Ultrarunning Hyperbole

Certain tainted words occur repeatedly in journalism about ultrarunning, all of which cause noisy alarms to go off in my head whenever I see them. The four most frequent culprits are:
  • crazy
  • grueling
  • test[ing] limits
  • extreme
Rarely have I ever read an article about ultrarunning by a non-ultrarunner that does not use the word crazy to describe the distance or the mindset of the runner.

I've never read an article written by someone who doesn't do it himself that doesn't describe the 135-mile Badwater race through Death Valley to the Mount Whitney Portal, or a 100-mile mountain trail race, or for that matter a 24-hour race as grueling. It's as if grueling were an automatic part of the event label: "Next month I'm going to do a grueling 24-hour race, and the month after that, a grueling 100-mile race." They're all grueling, right? I don't know of a single such race that anyone would consider easy.

The knee-jerk response of many runners, when put on the spot with a question about why they runs ultras, having not prepared an answer beforehand, is, "To test my limits," or words to that effect. Sometimes it's, "To see what I'm made of." And guess what? The answer is always flesh, blood, and bone, just like the rest of us, and in the case of ultrarunners who like to talk about their sport, perhaps also a larger than usual internal bag of poo.

I can't remember when I've ever run any distance to test my limits. God help me if I ever reach them. Then what? Congratulate myself and die?

And to persons who customarily view a standard marathon as the "ultimate challenge" (which, when you see several thousand persons young and old of all levels of fitness lined up to start, you realize it's far from being), any distance longer than that must be extreme. (See my article Half Crazy.)

To me, the word extreme brings to mind the world of X Games, the domain of testoserone-fueled backward-hatted, muscle-shirted, tattooed and pierced, foolhardy risk-takers who live on the edge of life and society (and a few of their female counterparts). I've always maintained that ultrarunning in general, as tough as it is to do well, is not an extreme sport in that sense of the word. That category of activity, in my view, must include elements of great danger over which people have little control — like jumping out of airplanes and bungee jumping. Also, I don't care much to watch rock climbers without ropes for the same reason. It's just stupid to risk one's life that way.

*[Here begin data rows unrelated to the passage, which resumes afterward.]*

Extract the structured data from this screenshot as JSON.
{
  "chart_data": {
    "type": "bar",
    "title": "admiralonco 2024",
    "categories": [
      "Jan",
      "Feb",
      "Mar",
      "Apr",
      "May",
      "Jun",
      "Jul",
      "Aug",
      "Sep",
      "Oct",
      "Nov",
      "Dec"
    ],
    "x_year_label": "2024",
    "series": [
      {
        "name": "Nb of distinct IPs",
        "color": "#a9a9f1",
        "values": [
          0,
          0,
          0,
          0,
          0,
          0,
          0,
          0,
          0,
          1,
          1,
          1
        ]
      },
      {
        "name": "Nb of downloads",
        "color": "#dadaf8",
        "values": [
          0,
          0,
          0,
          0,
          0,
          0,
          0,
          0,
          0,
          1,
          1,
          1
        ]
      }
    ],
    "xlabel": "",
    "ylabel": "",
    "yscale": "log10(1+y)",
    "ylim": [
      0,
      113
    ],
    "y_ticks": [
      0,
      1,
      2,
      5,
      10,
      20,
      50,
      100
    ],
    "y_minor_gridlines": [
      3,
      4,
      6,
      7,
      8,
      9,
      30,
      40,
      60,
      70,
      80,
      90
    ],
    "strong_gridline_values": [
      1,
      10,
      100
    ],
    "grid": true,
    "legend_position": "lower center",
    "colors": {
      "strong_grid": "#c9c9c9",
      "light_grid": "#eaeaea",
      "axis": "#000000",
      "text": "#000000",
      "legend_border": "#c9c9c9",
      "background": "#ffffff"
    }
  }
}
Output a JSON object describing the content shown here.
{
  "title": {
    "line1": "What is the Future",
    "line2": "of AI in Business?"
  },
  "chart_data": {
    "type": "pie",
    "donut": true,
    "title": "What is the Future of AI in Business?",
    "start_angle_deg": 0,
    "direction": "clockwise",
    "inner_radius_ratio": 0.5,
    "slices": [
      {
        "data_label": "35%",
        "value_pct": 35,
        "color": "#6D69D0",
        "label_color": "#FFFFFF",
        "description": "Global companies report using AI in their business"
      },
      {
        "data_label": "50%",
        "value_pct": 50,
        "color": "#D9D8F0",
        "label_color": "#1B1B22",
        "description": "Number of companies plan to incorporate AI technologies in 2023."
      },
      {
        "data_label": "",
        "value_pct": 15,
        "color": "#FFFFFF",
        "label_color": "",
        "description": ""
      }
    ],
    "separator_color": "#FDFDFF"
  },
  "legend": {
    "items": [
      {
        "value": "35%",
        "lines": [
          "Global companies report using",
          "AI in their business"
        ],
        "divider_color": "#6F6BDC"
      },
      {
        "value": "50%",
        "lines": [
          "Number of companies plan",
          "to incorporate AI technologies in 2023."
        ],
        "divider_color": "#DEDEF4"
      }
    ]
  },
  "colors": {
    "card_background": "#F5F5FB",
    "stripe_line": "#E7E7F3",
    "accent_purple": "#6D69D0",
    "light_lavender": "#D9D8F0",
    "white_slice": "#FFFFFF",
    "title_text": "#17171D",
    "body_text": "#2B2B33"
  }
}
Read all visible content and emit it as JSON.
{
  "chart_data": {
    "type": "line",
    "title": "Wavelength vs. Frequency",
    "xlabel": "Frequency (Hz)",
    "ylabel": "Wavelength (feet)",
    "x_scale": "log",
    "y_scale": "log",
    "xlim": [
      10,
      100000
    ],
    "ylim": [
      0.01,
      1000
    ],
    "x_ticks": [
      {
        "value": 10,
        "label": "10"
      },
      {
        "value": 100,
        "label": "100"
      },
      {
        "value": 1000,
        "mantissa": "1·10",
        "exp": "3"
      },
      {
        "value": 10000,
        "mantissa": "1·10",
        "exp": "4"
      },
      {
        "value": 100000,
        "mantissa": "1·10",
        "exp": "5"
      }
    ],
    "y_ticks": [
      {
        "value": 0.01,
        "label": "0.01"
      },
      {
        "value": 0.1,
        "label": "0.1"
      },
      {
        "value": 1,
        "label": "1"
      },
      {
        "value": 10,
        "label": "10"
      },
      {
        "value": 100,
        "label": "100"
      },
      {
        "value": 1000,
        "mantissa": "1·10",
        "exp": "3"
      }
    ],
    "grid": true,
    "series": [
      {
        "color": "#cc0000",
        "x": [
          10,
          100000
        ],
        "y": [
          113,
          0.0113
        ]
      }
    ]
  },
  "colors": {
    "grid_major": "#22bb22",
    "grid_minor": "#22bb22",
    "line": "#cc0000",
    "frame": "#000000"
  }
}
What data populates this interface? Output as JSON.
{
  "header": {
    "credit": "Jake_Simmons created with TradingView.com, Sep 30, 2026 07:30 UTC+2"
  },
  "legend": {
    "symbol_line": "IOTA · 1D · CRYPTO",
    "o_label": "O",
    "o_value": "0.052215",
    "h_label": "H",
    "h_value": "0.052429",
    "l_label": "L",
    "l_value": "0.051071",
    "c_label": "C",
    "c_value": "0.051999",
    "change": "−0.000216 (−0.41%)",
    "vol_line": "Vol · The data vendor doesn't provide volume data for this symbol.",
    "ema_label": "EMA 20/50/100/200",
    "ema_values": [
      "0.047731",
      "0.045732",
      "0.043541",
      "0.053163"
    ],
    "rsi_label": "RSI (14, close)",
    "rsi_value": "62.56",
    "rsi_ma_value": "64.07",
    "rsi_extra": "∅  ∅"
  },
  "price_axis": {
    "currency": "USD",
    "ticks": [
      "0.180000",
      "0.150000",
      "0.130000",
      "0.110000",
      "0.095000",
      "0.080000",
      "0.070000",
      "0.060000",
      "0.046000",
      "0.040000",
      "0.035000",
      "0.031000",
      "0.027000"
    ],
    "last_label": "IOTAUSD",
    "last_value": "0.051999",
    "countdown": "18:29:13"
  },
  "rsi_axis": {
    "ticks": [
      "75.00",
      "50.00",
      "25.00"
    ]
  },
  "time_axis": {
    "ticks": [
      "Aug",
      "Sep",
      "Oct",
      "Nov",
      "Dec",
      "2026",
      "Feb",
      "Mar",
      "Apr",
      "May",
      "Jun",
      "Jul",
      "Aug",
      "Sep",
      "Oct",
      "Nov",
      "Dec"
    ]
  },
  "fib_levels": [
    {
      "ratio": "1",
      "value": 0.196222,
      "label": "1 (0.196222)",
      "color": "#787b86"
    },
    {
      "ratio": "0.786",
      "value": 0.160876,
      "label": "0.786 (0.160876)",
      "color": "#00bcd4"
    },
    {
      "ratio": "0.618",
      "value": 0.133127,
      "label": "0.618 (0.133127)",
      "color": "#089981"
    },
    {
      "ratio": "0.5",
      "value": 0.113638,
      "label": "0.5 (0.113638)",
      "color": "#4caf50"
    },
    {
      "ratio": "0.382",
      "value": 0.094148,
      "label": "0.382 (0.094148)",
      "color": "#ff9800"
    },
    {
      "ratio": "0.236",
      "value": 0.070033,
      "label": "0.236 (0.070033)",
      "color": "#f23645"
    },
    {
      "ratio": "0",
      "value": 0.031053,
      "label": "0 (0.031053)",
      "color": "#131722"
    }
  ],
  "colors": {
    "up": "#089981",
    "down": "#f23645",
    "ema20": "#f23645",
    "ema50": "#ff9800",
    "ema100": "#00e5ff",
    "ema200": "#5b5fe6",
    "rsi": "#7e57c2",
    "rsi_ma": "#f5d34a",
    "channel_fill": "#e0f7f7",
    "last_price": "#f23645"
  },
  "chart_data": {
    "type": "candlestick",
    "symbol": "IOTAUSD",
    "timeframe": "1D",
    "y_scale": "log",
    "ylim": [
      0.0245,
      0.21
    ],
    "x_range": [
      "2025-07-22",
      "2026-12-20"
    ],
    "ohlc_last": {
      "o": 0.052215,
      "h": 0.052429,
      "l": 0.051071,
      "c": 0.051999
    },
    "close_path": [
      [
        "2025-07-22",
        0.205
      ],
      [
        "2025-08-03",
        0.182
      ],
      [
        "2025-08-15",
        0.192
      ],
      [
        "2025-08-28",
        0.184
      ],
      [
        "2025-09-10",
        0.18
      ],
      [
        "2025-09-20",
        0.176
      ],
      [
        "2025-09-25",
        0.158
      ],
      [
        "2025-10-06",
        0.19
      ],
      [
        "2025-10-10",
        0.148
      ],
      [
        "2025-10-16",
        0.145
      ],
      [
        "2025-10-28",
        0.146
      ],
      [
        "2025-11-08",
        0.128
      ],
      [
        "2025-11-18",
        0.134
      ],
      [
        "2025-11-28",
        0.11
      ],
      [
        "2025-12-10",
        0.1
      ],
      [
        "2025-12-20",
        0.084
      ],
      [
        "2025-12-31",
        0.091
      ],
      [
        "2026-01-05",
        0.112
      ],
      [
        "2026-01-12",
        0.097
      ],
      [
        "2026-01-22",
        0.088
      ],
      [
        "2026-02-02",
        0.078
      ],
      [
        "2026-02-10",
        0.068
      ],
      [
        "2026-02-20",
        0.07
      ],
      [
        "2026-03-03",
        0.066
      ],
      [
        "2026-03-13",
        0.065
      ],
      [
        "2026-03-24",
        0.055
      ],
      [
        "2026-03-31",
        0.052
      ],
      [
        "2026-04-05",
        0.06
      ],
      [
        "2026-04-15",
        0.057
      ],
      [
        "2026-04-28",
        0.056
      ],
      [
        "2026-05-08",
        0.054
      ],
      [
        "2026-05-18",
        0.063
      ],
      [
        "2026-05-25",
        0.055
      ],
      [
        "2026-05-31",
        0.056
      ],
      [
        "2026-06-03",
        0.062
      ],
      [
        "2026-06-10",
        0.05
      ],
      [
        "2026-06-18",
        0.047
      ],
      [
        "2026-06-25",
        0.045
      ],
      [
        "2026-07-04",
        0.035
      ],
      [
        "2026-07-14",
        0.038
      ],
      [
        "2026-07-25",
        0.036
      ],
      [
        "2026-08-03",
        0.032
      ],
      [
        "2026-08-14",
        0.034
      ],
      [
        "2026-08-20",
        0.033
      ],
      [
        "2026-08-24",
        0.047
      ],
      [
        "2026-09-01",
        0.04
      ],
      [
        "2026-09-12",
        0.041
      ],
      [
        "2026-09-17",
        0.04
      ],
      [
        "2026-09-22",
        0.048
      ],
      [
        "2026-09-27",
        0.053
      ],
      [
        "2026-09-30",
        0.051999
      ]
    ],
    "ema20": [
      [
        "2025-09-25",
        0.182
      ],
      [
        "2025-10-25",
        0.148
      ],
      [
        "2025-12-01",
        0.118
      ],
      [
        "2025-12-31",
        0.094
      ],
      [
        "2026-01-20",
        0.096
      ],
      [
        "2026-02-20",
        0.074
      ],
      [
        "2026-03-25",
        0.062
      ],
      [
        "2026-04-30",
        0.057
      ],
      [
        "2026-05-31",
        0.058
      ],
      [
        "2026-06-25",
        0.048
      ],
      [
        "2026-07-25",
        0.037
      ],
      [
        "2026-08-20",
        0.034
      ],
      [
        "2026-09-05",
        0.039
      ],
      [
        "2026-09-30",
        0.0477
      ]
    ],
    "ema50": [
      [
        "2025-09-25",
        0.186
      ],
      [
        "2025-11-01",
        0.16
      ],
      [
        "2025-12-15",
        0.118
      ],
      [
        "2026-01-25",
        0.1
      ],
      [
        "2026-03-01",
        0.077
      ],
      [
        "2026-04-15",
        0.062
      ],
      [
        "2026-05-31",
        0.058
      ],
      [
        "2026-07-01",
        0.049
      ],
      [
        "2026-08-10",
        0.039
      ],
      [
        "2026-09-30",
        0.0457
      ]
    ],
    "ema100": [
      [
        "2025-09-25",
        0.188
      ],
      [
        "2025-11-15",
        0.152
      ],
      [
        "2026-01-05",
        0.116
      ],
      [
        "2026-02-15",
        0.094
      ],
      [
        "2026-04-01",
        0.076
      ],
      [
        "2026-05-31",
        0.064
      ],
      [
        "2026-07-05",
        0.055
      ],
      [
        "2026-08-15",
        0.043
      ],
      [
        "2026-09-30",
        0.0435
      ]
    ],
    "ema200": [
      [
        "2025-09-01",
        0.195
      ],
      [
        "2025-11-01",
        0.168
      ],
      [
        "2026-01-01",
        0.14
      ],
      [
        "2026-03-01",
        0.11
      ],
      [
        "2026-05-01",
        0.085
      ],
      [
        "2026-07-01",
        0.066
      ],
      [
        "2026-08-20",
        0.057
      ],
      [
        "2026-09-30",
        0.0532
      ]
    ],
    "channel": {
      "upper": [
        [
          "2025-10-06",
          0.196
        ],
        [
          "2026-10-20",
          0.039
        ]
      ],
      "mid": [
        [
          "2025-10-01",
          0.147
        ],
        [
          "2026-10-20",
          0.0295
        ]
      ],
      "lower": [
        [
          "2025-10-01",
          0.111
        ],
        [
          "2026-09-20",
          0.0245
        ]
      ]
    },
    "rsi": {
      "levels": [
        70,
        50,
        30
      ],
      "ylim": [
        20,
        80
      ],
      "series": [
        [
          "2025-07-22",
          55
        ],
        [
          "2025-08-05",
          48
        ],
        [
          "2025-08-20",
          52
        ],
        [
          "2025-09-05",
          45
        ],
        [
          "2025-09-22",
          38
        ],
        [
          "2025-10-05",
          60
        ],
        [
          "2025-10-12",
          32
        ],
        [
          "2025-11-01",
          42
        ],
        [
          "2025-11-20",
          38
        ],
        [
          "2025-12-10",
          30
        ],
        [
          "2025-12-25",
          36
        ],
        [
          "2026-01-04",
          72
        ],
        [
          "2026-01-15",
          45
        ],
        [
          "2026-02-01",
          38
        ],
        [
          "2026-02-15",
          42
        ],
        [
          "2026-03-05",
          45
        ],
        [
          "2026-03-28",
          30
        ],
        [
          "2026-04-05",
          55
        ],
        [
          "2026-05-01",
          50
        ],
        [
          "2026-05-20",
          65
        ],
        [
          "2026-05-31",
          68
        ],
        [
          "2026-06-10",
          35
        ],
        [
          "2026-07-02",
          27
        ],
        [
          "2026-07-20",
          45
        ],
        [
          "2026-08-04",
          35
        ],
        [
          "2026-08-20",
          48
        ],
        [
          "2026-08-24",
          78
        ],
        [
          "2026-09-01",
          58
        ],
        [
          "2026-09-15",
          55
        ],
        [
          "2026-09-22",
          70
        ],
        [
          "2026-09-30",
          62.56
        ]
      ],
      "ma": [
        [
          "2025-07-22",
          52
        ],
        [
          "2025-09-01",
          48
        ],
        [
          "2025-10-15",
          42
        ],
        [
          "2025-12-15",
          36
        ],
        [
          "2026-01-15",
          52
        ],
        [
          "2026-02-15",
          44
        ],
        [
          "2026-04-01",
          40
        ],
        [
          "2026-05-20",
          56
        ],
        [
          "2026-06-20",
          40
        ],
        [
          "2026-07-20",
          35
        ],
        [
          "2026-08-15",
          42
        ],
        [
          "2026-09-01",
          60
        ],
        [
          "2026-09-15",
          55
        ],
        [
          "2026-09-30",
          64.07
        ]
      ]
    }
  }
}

Which is not to say that there are not certain events in ultrarunning that could be classified as such. The Barkley, which hardly anyone ever finishes, is pretty weird, but at least no one has died doing it yet. So is the Marathon du Sables across the Sahara Desert. Some people think of the Pike's Peak Marathon as extreme, but I would call that an unusually tough marathon with one big hill, not an extreme event. One day I ran into an old man running down the street wearing a Pike's Peak Marathon t-shirt. We stopped and talked. He was in his mid-seventies, had run the race eight times, and was planning on continuing to do so as long as he was able. Didn't strike me as an extremist. He did it because he could and knew how, not to tempt death, which at his age was likely not far away no matter what.